Corrió el cisco con el silencio de un río en el amanecer, después los carbones
de imponente tamaño natural, aquellos que no están empequeñecidos por la pala,
rodaban como en una gruta polifémica. Farraluque y el señor del antifaz, fueron
a refugiarse a la pequeña pieza vecina.

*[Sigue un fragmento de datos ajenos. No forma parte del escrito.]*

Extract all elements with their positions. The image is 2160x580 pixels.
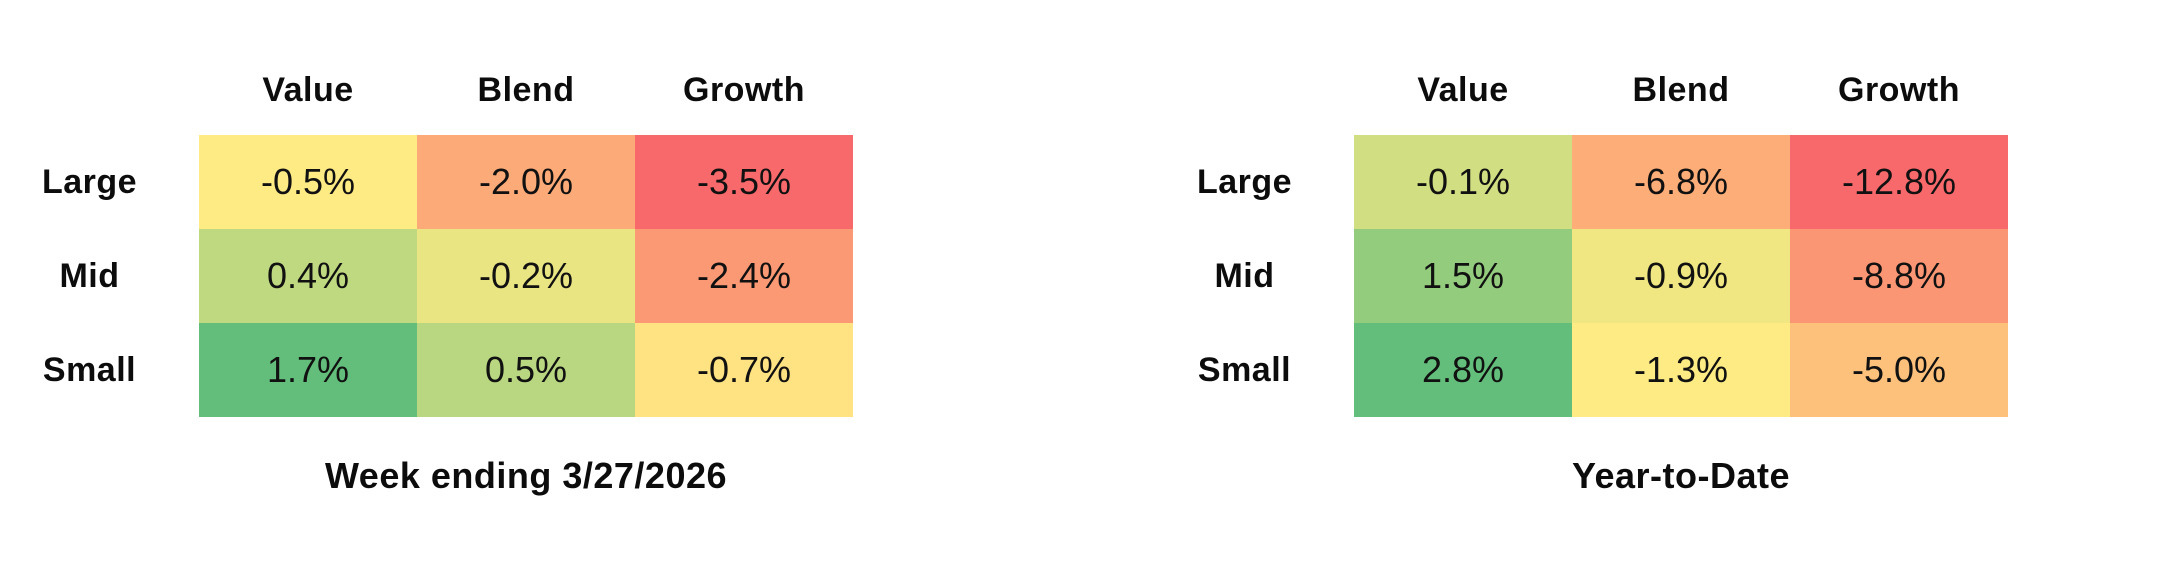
heatmap-cell: -0.7% xyxy=(635,323,853,417)
heatmap-cell: 0.5% xyxy=(417,323,635,417)
heatmap-year-to-date: Value Blend Growth Large -0.1% -6.8% -12.8% Mid… xyxy=(1185,60,2008,497)
heatmap-cell: -0.9% xyxy=(1572,229,1790,323)
row-label-large: Large xyxy=(1196,162,1293,201)
table-caption: Week ending 3/27/2026 xyxy=(324,455,728,496)
corner-cell xyxy=(30,60,199,135)
column-header-growth: Growth xyxy=(1838,71,1960,109)
heatmap-cell: -1.3% xyxy=(1572,323,1790,417)
heatmap-cell: -0.5% xyxy=(199,135,417,229)
heatmap-cell: -2.0% xyxy=(417,135,635,229)
column-header-value: Value xyxy=(262,71,354,109)
heatmap-cell: -12.8% xyxy=(1790,135,2008,229)
heatmap-cell: 1.5% xyxy=(1354,229,1572,323)
row-label-mid: Mid xyxy=(1214,256,1275,295)
row-label-large: Large xyxy=(41,162,138,201)
heatmap-cell: 2.8% xyxy=(1354,323,1572,417)
column-header-blend: Blend xyxy=(1632,71,1730,109)
heatmap-cell: -5.0% xyxy=(1790,323,2008,417)
row-label-mid: Mid xyxy=(59,256,120,295)
heatmap-cell: 0.4% xyxy=(199,229,417,323)
heatmap-cell: -0.1% xyxy=(1354,135,1572,229)
heatmap-grid: Value Blend Growth Large -0.5% -2.0% -3.5% Mid 0… xyxy=(30,60,853,417)
row-label-small: Small xyxy=(42,350,137,389)
column-header-growth: Growth xyxy=(683,71,805,109)
column-header-blend: Blend xyxy=(477,71,575,109)
heatmap-cell: -8.8% xyxy=(1790,229,2008,323)
heatmap-cell: -0.2% xyxy=(417,229,635,323)
heatmap-cell: -3.5% xyxy=(635,135,853,229)
heatmap-cell: -6.8% xyxy=(1572,135,1790,229)
row-label-small: Small xyxy=(1197,350,1292,389)
heatmap-grid: Value Blend Growth Large -0.1% -6.8% -12.8% Mid… xyxy=(1185,60,2008,417)
column-header-value: Value xyxy=(1417,71,1509,109)
heatmap-cell: 1.7% xyxy=(199,323,417,417)
heatmap-week-ending: Value Blend Growth Large -0.5% -2.0% -3.5% Mid 0… xyxy=(30,60,853,497)
heatmap-cell: -2.4% xyxy=(635,229,853,323)
corner-cell xyxy=(1185,60,1354,135)
table-caption: Year-to-Date xyxy=(1571,455,1791,496)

El ruido de las tortas de carbón
vegetal, burdos panales negros, era más detonante y de más arrecida frecuencia.
Por la pequeñez del local, toda la variedad del carbón venía a rebotar, golpear
o a dejar irregulares rayas negras en los cuerpos de estos irrisorios
gladiadores, unidos por el hierro ablandado de le enagenación de los sexos.
El carbón al chocar con las losetas del suelo, no sonaba en directa
relación con su tamaño, sino se deshacía en un crujido semejante a un perro
danés que royese a un ratón blanco. Todos los sacos habían perdido su
equilibrio de sostén, como si todos ellos hubiesen sido golpeados por el
maldito furor retrospectivo del caballero del antifaz. Farraluque y su sumando
contrario, no podían ver en la pequeña pieza contigua sostener el hundimiento
de la mina. Muy pronto desistieron de cumplimentar el final de su vestimenta y
sólo se cubrieron con las piezas para el indispensable pudor. Salió primero el
del antifaz, con pliegues faciales aun rubicundos por la entrecortada aventura.
Al llegar a la esquina pudo ver de soslayo el globo rojo con negros signos
islámicos, que aun seguía golpeando el cínico farol sonriente.